Ralph Walker attended MIT in 1909-11. He worked in a number of architectural offices before settling in New York in 1916, where he joined the office of McKenzie, Voorhees, and Gmelin in 1919. He became a partner in 1926, when the office became Voorhees, Gmelin & Walker. Walker designed expressive and vertically emphatic Art-Deco style skyscrapers in New York. His works include the Barclay-Vesey Telephone Building; the Western Union Building; the Irving Trust Building; the Bell Telephone Laboratories, Murray Hill, New Jersey; and buildings for the World’s Fair of 1939 in New York. He was President of the American Institute of Architects in 1949-51, and received that Institute's Gold Medal in 1957.
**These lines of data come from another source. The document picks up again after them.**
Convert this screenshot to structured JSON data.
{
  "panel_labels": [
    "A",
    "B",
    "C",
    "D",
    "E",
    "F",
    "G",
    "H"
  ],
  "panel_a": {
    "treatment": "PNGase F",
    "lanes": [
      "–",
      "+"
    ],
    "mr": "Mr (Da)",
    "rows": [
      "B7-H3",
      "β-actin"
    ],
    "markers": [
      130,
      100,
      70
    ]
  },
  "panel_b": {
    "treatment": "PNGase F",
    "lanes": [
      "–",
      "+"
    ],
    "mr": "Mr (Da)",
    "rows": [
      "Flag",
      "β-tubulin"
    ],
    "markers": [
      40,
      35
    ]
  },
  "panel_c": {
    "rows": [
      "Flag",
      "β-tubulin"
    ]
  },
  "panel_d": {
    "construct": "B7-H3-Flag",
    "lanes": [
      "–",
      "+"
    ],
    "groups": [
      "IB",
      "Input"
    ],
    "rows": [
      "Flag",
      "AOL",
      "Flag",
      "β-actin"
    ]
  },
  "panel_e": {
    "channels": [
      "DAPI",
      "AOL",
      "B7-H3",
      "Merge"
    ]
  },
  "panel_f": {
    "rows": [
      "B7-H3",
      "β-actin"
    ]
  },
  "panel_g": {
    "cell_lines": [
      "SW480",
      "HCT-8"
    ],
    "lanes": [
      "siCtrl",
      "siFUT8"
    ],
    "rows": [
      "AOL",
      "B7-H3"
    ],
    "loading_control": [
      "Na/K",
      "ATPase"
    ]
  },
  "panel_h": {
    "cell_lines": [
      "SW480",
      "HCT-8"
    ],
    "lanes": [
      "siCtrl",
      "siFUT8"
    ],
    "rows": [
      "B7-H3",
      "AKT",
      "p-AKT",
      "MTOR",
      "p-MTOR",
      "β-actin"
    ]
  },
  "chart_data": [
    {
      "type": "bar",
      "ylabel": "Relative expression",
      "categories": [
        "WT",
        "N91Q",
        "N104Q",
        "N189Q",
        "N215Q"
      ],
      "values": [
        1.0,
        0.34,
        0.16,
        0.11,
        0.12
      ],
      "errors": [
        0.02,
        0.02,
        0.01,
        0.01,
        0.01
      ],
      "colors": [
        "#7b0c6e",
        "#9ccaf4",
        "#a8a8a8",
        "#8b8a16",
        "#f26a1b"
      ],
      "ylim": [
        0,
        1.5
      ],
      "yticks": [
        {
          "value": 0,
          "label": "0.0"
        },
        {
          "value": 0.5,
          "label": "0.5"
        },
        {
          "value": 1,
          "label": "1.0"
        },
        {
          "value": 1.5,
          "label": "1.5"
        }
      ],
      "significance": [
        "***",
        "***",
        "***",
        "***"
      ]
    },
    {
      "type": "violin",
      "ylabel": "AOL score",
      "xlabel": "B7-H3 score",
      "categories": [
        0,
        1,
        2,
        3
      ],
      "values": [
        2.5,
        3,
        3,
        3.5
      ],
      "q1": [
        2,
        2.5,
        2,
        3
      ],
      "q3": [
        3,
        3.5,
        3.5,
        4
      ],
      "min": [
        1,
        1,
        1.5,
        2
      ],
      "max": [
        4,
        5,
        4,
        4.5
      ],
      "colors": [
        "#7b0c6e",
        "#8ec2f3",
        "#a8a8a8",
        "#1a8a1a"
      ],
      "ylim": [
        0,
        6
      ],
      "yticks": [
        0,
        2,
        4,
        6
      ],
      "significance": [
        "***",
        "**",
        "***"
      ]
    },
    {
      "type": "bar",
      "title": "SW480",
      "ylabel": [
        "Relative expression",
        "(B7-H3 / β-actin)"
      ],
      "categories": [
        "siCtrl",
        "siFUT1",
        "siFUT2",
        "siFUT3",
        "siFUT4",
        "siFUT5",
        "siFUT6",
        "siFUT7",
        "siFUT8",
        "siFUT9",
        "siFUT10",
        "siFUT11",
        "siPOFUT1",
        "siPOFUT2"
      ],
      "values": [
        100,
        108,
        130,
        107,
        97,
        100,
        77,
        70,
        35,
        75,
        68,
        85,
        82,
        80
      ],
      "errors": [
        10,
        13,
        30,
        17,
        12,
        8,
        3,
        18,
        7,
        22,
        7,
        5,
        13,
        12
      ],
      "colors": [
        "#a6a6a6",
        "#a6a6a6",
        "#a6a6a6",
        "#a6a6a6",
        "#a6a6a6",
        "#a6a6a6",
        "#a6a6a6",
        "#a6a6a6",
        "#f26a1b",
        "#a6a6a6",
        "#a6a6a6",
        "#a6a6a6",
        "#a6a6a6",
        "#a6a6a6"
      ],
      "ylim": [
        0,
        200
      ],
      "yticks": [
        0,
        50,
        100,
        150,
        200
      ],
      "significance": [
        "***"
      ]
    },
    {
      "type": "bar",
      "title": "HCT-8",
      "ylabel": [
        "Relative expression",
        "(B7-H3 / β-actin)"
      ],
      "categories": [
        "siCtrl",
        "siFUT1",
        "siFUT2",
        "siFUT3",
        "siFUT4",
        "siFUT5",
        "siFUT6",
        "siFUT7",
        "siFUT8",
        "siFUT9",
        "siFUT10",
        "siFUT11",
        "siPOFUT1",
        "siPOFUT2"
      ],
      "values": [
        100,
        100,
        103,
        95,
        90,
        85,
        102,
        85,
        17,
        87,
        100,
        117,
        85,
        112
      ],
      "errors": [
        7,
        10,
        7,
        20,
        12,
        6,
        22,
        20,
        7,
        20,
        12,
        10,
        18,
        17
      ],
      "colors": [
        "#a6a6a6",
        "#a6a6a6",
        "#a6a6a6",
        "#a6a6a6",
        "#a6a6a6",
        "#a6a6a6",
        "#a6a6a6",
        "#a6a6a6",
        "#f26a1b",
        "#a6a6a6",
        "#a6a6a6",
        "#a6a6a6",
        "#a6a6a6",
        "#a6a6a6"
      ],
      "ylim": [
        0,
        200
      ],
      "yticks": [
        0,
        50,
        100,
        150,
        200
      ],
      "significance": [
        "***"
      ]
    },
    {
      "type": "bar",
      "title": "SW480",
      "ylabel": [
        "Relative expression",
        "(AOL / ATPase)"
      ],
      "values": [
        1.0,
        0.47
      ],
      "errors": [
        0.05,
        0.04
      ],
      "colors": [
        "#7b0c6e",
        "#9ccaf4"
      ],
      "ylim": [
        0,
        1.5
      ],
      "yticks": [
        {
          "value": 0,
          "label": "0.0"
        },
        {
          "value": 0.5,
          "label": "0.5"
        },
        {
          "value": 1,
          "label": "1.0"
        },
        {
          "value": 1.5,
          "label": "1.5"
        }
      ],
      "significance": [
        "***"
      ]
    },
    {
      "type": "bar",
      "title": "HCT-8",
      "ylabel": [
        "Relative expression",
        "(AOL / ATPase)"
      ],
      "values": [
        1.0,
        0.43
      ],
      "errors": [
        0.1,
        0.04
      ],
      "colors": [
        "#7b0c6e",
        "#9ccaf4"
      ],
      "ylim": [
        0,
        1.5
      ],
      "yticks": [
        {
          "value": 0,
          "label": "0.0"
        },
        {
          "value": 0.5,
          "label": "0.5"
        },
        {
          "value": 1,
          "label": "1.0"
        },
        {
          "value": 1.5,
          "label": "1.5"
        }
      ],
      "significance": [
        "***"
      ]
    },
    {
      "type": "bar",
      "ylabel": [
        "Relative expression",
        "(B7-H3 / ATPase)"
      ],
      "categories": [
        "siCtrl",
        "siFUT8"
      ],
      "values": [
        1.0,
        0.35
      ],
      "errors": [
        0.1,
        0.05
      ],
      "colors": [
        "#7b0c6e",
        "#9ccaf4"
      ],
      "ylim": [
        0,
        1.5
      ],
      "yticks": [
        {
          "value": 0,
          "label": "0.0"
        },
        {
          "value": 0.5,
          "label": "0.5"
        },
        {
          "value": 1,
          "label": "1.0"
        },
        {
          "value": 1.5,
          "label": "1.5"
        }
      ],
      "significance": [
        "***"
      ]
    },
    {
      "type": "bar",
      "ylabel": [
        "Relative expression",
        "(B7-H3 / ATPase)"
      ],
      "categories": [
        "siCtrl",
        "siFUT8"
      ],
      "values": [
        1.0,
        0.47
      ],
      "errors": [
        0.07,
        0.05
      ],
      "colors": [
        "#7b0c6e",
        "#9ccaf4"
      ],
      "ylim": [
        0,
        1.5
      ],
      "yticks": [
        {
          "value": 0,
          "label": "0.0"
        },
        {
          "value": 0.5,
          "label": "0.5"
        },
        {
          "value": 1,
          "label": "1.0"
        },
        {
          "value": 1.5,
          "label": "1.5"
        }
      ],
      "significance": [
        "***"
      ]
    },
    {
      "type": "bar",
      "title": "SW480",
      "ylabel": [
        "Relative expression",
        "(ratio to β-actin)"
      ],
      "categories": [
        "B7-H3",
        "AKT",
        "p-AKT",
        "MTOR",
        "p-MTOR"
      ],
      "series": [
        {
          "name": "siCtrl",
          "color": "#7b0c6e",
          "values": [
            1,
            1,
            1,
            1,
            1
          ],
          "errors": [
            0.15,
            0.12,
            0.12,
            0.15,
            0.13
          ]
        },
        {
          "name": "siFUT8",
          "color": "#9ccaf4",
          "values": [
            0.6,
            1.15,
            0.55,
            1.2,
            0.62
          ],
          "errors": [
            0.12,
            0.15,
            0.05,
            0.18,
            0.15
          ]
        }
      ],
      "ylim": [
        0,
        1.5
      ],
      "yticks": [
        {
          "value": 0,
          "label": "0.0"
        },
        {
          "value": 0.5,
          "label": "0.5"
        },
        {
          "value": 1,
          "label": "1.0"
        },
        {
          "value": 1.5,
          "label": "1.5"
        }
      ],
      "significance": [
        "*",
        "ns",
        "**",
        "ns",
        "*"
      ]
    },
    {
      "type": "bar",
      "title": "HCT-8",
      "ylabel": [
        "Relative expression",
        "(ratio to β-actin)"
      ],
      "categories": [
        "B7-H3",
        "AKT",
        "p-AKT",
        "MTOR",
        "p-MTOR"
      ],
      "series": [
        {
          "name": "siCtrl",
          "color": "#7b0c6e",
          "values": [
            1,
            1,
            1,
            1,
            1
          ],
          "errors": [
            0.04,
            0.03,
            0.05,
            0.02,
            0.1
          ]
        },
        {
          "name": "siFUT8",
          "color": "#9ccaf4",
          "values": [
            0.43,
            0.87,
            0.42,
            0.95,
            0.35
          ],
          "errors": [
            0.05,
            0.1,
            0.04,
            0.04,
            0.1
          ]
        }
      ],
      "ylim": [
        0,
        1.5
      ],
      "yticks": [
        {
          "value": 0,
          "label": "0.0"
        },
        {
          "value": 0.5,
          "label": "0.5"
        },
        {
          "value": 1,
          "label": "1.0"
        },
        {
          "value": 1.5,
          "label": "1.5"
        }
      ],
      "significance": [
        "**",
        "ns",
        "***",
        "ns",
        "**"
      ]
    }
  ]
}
1960-Walker resigned from the AIA after a conflict over professional ethics. The AIA accused a member of Walker's firm of acting in an "unprofessional manner" by taking a contract that already belonged to another firm. Walker was devastated by the controversy. He was reinstated to the AIA in 1965.
Quotes
May I say, finally, that I have no illusions of grandeur; quite to the contrary, I am very humble in my knowledge that through forty years of my life my life has been an open book of service to my fellow architects and for the public good. When I sever my connections with the A.I.A. I do so with my own self respect, as a matter of pride and I am sure within your knowledge of my character. I completely scorn the falsifying, the sanctimonious, the cheap and the shoddy.